La carrière d’André Cluytens s’est déroulée en trois périodes nettement distinctes. De décembre 1926 à avril 1932 il succède à son père comme chef d’orchestre au Théâtre Royal Français (aujourd’hui rebaptisé du nom de l’architecte Pierre Bourla qui le construisit en 1827), dirigeant un nombre incroyable d’opéras et de ballets. Il part ensuite en France où il étend encore son répertoire dans les principaux opéras de province (Toulouse, Lyon, Bordeaux, Vichy) avant de monter à Paris, à l’Opéra et à la Société des Concerts du Conservatoire avec laquelle il fait de nombreuses tournées à l’étranger jusqu’en 1951. Amorcée en 1952 par des invitations de l’Orchestre Philharmonique de Berlin et de nombreux enregistrements pour Columbia et His Master’s Voice, sa carrière devient internationale au plus haut niveau à partir de 1955 et on peut imaginer ce qu’elle aurait pu être s’il avait bénéficié de la longévité de Bruno Walter ou de Klemperer et aujourd’hui de Bernard Haitink ou de Colin Davis, lui permettant d’accéder très certainement au sommet de la célébrité mondiale dans un répertoire encore plus étendu (Cluytens n’a jamais dirigé Mahler ni Bruckner).

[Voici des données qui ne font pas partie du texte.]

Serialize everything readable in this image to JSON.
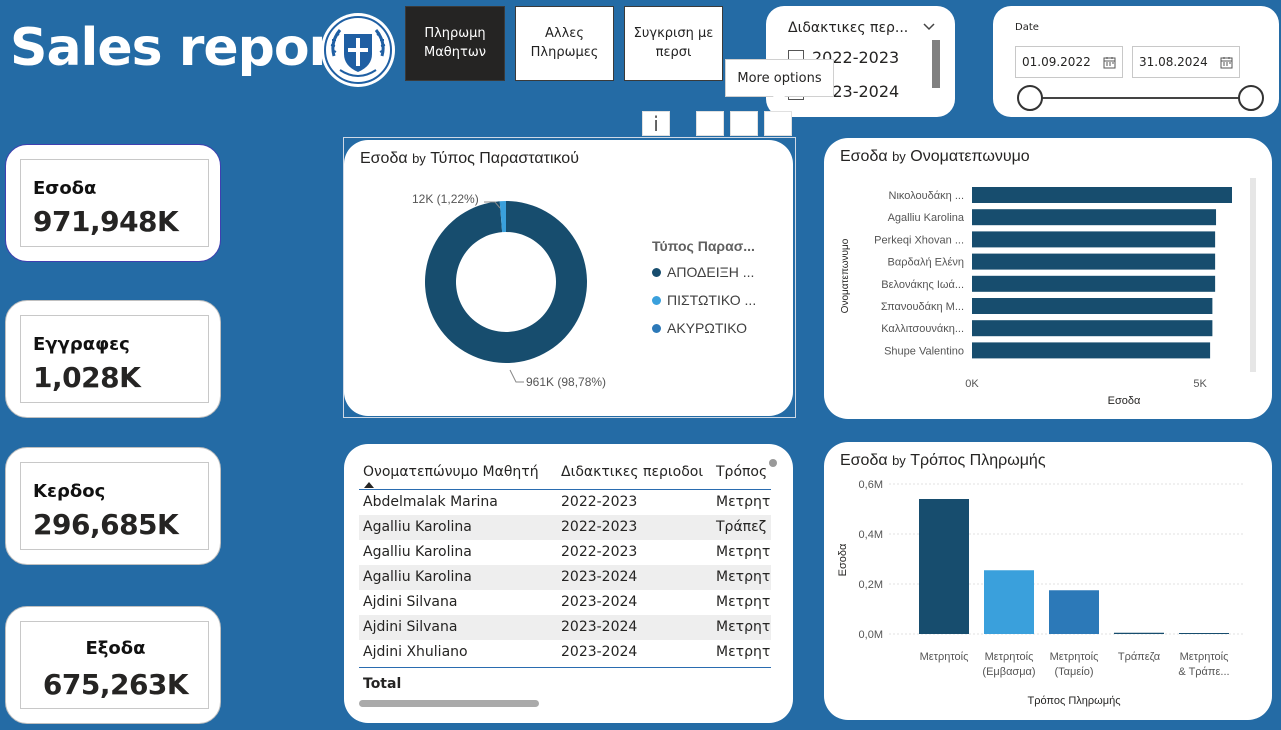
{
  "header": {
    "title": "Sales report",
    "nav": [
      {
        "label": "Πληρωμη\nΜαθητων",
        "active": true
      },
      {
        "label": "Αλλες\nΠληρωμες",
        "active": false
      },
      {
        "label": "Συγκριση με\nπερσι",
        "active": false
      }
    ],
    "tooltip": "More options",
    "info_glyph": "i"
  },
  "period_slicer": {
    "title": "Διδακτικες περ...",
    "options": [
      "2022-2023",
      "2023-2024"
    ]
  },
  "date_slicer": {
    "label": "Date",
    "start": "01.09.2022",
    "end": "31.08.2024"
  },
  "kpis": [
    {
      "label": "Εσοδα",
      "value": "971,948K"
    },
    {
      "label": "Εγγραφες",
      "value": "1,028K"
    },
    {
      "label": "Κερδος",
      "value": "296,685K"
    },
    {
      "label": "Εξοδα",
      "value": "675,263K"
    }
  ],
  "colors": {
    "page_bg": "#246ba5",
    "dark_navy": "#174d6e",
    "light_blue": "#3aa0dc",
    "mid_blue": "#2c79b8",
    "accent_line": "#2a6cb0"
  },
  "donut": {
    "title_main": "Εσοδα",
    "title_by": "by",
    "title_rest": "Τύπος Παραστατικού",
    "legend_title": "Τύπος Παρασ...",
    "legend": [
      "ΑΠΟΔΕΙΞΗ ...",
      "ΠΙΣΤΩΤΙΚΟ ...",
      "ΑΚΥΡΩΤΙΚΟ"
    ],
    "label_small": "12K (1,22%)",
    "label_big": "961K (98,78%)"
  },
  "hbar": {
    "title_main": "Εσοδα",
    "title_by": "by",
    "title_rest": "Ονοματεπωνυμο",
    "xlabel": "Εσοδα",
    "ylabel": "Ονοματεπωνυμο",
    "ticks": [
      "0K",
      "5K"
    ]
  },
  "vbar": {
    "title_main": "Εσοδα",
    "title_by": "by",
    "title_rest": "Τρόπος Πληρωμής",
    "xlabel": "Τρόπος Πληρωμής",
    "ylabel": "Εσοδα",
    "ticks": [
      "0,0M",
      "0,2M",
      "0,4M",
      "0,6M"
    ]
  },
  "chart_data": [
    {
      "type": "pie",
      "title": "Εσοδα by Τύπος Παραστατικού",
      "legend_title": "Τύπος Παρασ...",
      "legend_position": "right",
      "categories": [
        "ΑΠΟΔΕΙΞΗ ...",
        "ΠΙΣΤΩΤΙΚΟ ...",
        "ΑΚΥΡΩΤΙΚΟ"
      ],
      "values": [
        961,
        12,
        0
      ],
      "value_units": "K",
      "data_labels": [
        "961K (98,78%)",
        "12K (1,22%)",
        ""
      ],
      "colors": [
        "#174d6e",
        "#3aa0dc",
        "#2c79b8"
      ]
    },
    {
      "type": "bar",
      "orientation": "horizontal",
      "title": "Εσοδα by Ονοματεπωνυμο",
      "categories": [
        "Νικολουδάκη ...",
        "Agalliu Karolina",
        "Perkeqi Xhovan ...",
        "Βαρδαλή Ελένη",
        "Βελονάκης Ιωά...",
        "Σπανουδάκη Μ...",
        "Καλλιτσουνάκη...",
        "Shupe Valentino"
      ],
      "values": [
        5700,
        5350,
        5330,
        5330,
        5330,
        5270,
        5270,
        5220
      ],
      "xlabel": "Εσοδα",
      "ylabel": "Ονοματεπωνυμο",
      "xlim": [
        0,
        5700
      ],
      "grid": false
    },
    {
      "type": "bar",
      "title": "Εσοδα by Τρόπος Πληρωμής",
      "categories": [
        "Μετρητοίς",
        "Μετρητοίς\n(Εμβασμα)",
        "Μετρητοίς\n(Ταμείο)",
        "Τράπεζα",
        "Μετρητοίς\n& Τράπε..."
      ],
      "values": [
        0.54,
        0.255,
        0.175,
        0.005,
        0.004
      ],
      "value_units": "M",
      "xlabel": "Τρόπος Πληρωμής",
      "ylabel": "Εσοδα",
      "ylim": [
        0,
        0.6
      ],
      "grid": true,
      "colors": [
        "#174d6e",
        "#3aa0dc",
        "#2c79b8",
        "#174d6e",
        "#174d6e"
      ]
    }
  ],
  "table": {
    "headers": [
      "Ονοματεπώνυμο Μαθητή",
      "Διδακτικες περιοδοι",
      "Τρόπος"
    ],
    "rows": [
      [
        "Abdelmalak Marina",
        "2022-2023",
        "Μετρητ"
      ],
      [
        "Agalliu Karolina",
        "2022-2023",
        "Τράπεζ"
      ],
      [
        "Agalliu Karolina",
        "2022-2023",
        "Μετρητ"
      ],
      [
        "Agalliu Karolina",
        "2023-2024",
        "Μετρητ"
      ],
      [
        "Ajdini Silvana",
        "2023-2024",
        "Μετρητ"
      ],
      [
        "Ajdini Silvana",
        "2023-2024",
        "Μετρητ"
      ],
      [
        "Ajdini Xhuliano",
        "2023-2024",
        "Μετρητ"
      ]
    ],
    "total_label": "Total"
  }
}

Malgré cela, il a laissé une discographie dont ce livre montre toute la richesse (il reçut en 1958 le titre de « premier millionnaire français du disque classique ») : s’étendant de 1943 à 1965 elle comporte aussi, heureusement, un certain nombre de rééditions en CD et des parutions plus récentes réalisées au départ d’archives comme celles de Bayreuth ou de la RAI italienne. Il existe même de lui une 8e Symphonie de Beethoven qui a été vendue comme un enregistrement de 1953 de Furtwängler ! Quel plus bel hommage peut-on rendre au chef… franco-flamand ?
Remarquable par son ampleur, sa précision et le bonheur de l’écriture, cet Itinéraire d’un chef d’orchestre se lit comme un roman, le roman de la vie totalement possédée par la musique d’une personnalité particulièrement attachante par son charme, sa courtoisie, son talent et son courage, un destin exemplaire que Erik Baeck fait magnifiquement revivre.